Formerly Westbourne was renowned as a market town centred around the Square. It was famous for sheep, cattle and pony trading and reached the height of its prosperity in the late 1600’s, during the reign of Charles II. Although today there are far fewer shops that there were a few hundred years ago, Westbourne still remains a vibrant commercial centre, boating a selection of village shops, garages and pubs as well a the local school and the churches. Indeed the parish church, St. John the Baptists with its 18th century spire visible from all approached, plays an integral part in village life.
Incorporating 66 listed buildings, it is not surprising that part of Westbourne’s charm lies in the diversity of its houses ranging from timber-frames thatched cottages to Georgian mansions and Victorian terraces.
Although its written history can be traces back to Domesday, a fire destroyed a large chunk of the village, resulting in the oldest surviving properties dating back to no earlier than the 16th century. Many shops have since been converted into residential properties but still display original features to indicate their past.

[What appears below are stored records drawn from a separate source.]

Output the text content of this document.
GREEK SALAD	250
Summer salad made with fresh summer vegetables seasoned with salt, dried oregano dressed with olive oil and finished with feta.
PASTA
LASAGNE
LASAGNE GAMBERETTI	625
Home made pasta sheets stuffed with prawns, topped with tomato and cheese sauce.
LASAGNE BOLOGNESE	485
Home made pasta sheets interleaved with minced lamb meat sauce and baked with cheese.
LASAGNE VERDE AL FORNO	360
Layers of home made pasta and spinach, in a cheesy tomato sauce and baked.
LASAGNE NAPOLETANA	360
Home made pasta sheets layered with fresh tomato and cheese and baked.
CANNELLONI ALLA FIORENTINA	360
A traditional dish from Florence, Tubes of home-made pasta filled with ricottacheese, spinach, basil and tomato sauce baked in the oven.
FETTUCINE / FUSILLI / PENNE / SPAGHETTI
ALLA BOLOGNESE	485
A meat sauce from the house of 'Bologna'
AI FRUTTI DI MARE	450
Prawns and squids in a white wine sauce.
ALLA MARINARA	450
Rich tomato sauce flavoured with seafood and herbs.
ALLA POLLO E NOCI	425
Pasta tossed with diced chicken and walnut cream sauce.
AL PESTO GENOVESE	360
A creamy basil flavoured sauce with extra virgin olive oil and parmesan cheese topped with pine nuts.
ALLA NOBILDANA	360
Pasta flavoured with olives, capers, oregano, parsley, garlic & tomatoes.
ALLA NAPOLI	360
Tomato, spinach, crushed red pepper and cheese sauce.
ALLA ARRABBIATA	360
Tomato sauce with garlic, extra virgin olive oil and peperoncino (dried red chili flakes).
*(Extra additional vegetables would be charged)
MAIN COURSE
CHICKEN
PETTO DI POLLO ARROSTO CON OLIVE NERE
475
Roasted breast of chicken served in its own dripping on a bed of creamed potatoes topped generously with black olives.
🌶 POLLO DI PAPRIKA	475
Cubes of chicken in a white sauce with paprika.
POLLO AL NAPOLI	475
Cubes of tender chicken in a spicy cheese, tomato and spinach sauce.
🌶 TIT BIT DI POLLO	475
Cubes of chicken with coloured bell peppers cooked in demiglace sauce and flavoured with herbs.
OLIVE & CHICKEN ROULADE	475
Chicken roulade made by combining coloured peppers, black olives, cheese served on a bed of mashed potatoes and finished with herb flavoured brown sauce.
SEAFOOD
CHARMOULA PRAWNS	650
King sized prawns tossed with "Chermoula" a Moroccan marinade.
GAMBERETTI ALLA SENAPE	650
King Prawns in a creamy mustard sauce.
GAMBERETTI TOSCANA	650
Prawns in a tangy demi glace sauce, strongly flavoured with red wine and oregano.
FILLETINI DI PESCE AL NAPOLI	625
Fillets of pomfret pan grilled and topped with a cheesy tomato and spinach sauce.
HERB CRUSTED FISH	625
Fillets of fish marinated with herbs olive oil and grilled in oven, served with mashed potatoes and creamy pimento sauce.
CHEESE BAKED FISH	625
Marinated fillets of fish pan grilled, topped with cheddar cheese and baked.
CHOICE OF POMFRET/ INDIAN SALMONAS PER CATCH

Close to Portsmouth, the parish of Westbourne has always attracted naval personnel. It is also home to many who work for local businesses and the village school continues to entice younger families into the neighbourhood. Residents appreciate Westbourne’s rural charm, its sense of community and its thriving social life which, with the likes of Westbourne week, the horticulture show and the Church fete, becomes particularly active in summer.